Aktuelle Situation im Obst- und Gemüseanbau
der Abgeordneten Stephan Protschka , Berengar Elsner von Gronow, Peter Felser, Franziska Gminder, Wilhelm von Gottberg, Thomas Ehrhorn, Johannes Huber und der Fraktion der AfD
Vorbemerkung
Wir fragen die Bundesregierung:
Fragen12
Wie groß ist nach Kenntnis der Bundesregierung die Spannweite der geschätzten Obst- und Gemüseverluste in der landwirtschaftlichen Produktion, die aufgrund von Abweichungen von Handelsnormen entstehen (bitte nach Obst und Gemüse insgesamt, Obst insgesamt, Gemüse insgesamt, Äpfeln, Salat, Birnen, Erdbeeren, Trauben, Tomaten, Süß- und Sauerkirschen, Pflaumen, Zwetschgen, Mirabellen, Karotten, Kartoffeln auflisten)?
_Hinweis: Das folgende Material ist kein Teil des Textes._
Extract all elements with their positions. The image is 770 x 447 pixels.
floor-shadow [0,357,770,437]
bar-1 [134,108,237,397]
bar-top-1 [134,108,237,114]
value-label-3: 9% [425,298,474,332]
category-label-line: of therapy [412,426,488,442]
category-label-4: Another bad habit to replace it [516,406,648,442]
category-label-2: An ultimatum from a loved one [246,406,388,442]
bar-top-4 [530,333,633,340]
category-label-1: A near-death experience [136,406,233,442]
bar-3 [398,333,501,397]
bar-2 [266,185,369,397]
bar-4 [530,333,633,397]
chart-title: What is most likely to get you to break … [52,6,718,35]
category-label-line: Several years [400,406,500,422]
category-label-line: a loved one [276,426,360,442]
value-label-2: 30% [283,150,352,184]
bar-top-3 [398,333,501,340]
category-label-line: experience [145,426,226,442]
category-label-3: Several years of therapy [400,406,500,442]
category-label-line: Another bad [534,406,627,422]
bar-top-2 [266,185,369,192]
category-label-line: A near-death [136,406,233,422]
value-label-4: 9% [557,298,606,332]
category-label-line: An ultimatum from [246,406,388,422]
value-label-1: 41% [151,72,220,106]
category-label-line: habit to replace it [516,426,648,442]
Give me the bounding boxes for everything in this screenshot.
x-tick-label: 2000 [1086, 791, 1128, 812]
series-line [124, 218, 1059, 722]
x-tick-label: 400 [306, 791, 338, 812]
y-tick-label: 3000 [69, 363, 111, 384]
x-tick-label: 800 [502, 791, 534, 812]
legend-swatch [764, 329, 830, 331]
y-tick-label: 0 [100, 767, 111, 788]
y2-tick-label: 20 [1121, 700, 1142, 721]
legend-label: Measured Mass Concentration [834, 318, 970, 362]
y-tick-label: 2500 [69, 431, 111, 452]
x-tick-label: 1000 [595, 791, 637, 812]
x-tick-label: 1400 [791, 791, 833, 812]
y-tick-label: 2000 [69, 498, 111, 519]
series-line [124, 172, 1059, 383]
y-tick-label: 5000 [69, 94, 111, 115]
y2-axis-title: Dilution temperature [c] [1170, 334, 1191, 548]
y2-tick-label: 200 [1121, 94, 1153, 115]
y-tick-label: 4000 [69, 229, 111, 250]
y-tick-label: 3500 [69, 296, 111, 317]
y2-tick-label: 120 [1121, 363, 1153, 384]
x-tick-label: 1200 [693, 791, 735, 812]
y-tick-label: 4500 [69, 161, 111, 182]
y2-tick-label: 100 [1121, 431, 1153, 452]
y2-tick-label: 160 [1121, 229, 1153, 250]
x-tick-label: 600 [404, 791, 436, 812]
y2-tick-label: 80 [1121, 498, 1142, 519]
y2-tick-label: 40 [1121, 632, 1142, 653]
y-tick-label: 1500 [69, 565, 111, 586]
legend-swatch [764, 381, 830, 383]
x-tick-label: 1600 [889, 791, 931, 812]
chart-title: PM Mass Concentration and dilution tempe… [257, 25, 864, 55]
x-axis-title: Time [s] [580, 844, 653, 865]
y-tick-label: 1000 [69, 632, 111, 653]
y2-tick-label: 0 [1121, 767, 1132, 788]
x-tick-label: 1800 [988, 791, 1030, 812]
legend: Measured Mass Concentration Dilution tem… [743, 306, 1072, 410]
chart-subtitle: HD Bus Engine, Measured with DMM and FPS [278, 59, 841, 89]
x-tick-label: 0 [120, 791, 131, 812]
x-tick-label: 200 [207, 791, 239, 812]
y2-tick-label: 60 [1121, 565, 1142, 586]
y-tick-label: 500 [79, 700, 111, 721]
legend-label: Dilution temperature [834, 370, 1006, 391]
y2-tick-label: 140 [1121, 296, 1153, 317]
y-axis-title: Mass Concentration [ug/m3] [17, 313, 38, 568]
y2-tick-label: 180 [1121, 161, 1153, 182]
Hat die Bundesregierung die Forderung des Deutschen Raiffeisenverbandes (DRV) aus dem letzten Jahr aufgegriffen, dass die Bundesregierung umgehend durch Vermittlungsabsprachen mit „Drittlandstaaten“ die Beschäftigung von Saisonarbeitskräften aus diesen Ländern ermöglichen soll (https://www.topagrar.com/management-und-politik/news/obst-und-gemuese-genossenschaften-stehen-vor-grossen-herausforderungen-11509807.html)?
a) Wenn ja, wann, und mit wem wurden diese Vermittlungsabsprachen durchgeführt, und zu welchen Ergebnissen kamen diese?
b) Wenn nein, warum nicht?
Gibt es nach Kenntnis der Bundesregierung Exportdestinationen, die von anderen EU-Mitgliedstaaten mit frischem Obst und Gemüse beliefert werden dürfen, die deutschen Unternehmen verwehrt sind?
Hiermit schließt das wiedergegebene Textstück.